While your idea has merit, the EU will never go for it.
The main reason why is that countries like Spain, Portugal, Ireland and Greece have received HUGE amounts of infrastructure aid from the EU, much much more than they paid to the EU. These funds (mostly for highways, high speed rail lines, port infrastructure) were supposed to level the playing field between countries like German and The Netherlands (note I am purposely leaving out France here) and the rest of the EU. They also paid for education, electrification, and most anything you might think of.
Several countries, now that they had highways, had to totally change their driving license laws (like Ireland, where you can’t just have a learner permit for 50 years anymore) or at least modify them (in Spain, cars under a certain engine displacement, motorcycles, etc, don’t need a road test to drive, just a knowledge test).

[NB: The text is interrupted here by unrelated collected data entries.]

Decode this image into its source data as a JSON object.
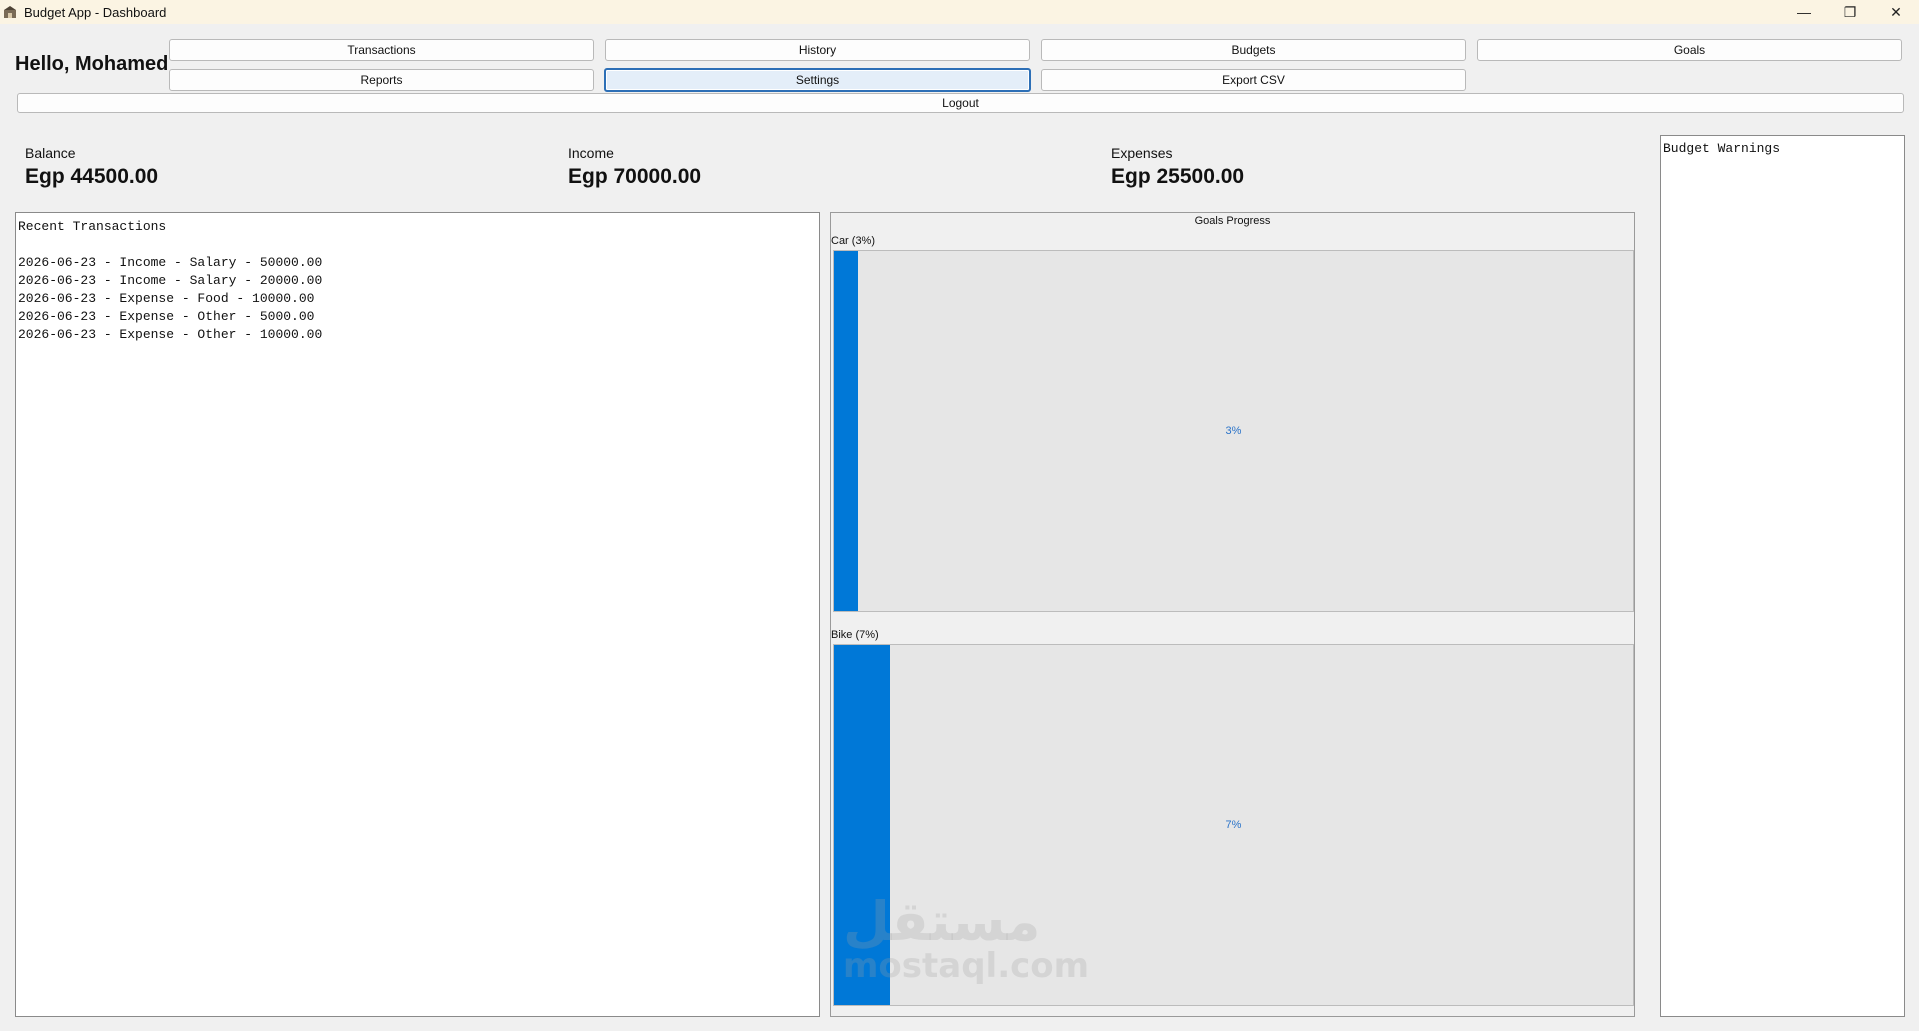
{
  "window": {
    "title": "Budget App - Dashboard",
    "controls": {
      "minimize": "—",
      "restore": "❐",
      "close": "✕"
    }
  },
  "header": {
    "greeting": "Hello, Mohamed"
  },
  "nav": {
    "transactions": "Transactions",
    "history": "History",
    "budgets": "Budgets",
    "goals": "Goals",
    "reports": "Reports",
    "settings": "Settings",
    "export_csv": "Export CSV",
    "logout": "Logout"
  },
  "summary": {
    "balance": {
      "label": "Balance",
      "value": "Egp 44500.00"
    },
    "income": {
      "label": "Income",
      "value": "Egp 70000.00"
    },
    "expenses": {
      "label": "Expenses",
      "value": "Egp 25500.00"
    }
  },
  "recent_transactions": {
    "title": "Recent Transactions",
    "items": [
      "2026-06-23 - Income - Salary - 50000.00",
      "2026-06-23 - Income - Salary - 20000.00",
      "2026-06-23 - Expense - Food - 10000.00",
      "2026-06-23 - Expense - Other - 5000.00",
      "2026-06-23 - Expense - Other - 10000.00"
    ]
  },
  "goals_progress": {
    "title": "Goals Progress",
    "goals": [
      {
        "label": "Car (3%)",
        "percent_text": "3%",
        "progress": 3
      },
      {
        "label": "Bike (7%)",
        "percent_text": "7%",
        "progress": 7
      }
    ],
    "fill_color": "#0078d7",
    "percent_text_color": "#2a73c9"
  },
  "budget_warnings": {
    "title": "Budget Warnings"
  },
  "watermark": {
    "arabic": "مستقل",
    "latin": "mostaql.com"
  }
}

In much of Europe there are more local airports with major scheduled flights than you can imagine (though many are seasonal), in fact there are several major airports (think maybe something the size of Denver Intl) which were paid for by these funds, and you guessed it, government debt, which never even opened despite being 1-2 years old because there is just no demand (also of course the type of air traffic which they were to cater to fell over the last few years).
Obviously this has not worked out the way it was supposed to, and as one might guess, lead to huge inefficiencies rather than paving the way to greater productivity. As more countries joined the EU from eastern Europe, the formula cut off the cash spigot essentially just before the financial crisis.
Why did I leave France out? Well, France needs no infrastructure aid, i’ts modern and relatively clean, minus a bit of radioactivity. However, the vast majority of EU money goes into agriculture subsidies, of which the major share gores to France, of which the major share goes into sugar production (from beets of course). The result is French beet sugar would be much cheaper in Brazil (if they chose to import it) than Brazilian cane sugar.
Well, that how it goes whenever an entity, be it a national government, a provincial government or a local school board gets to spend money that they aren’t responsible for raising through taxes.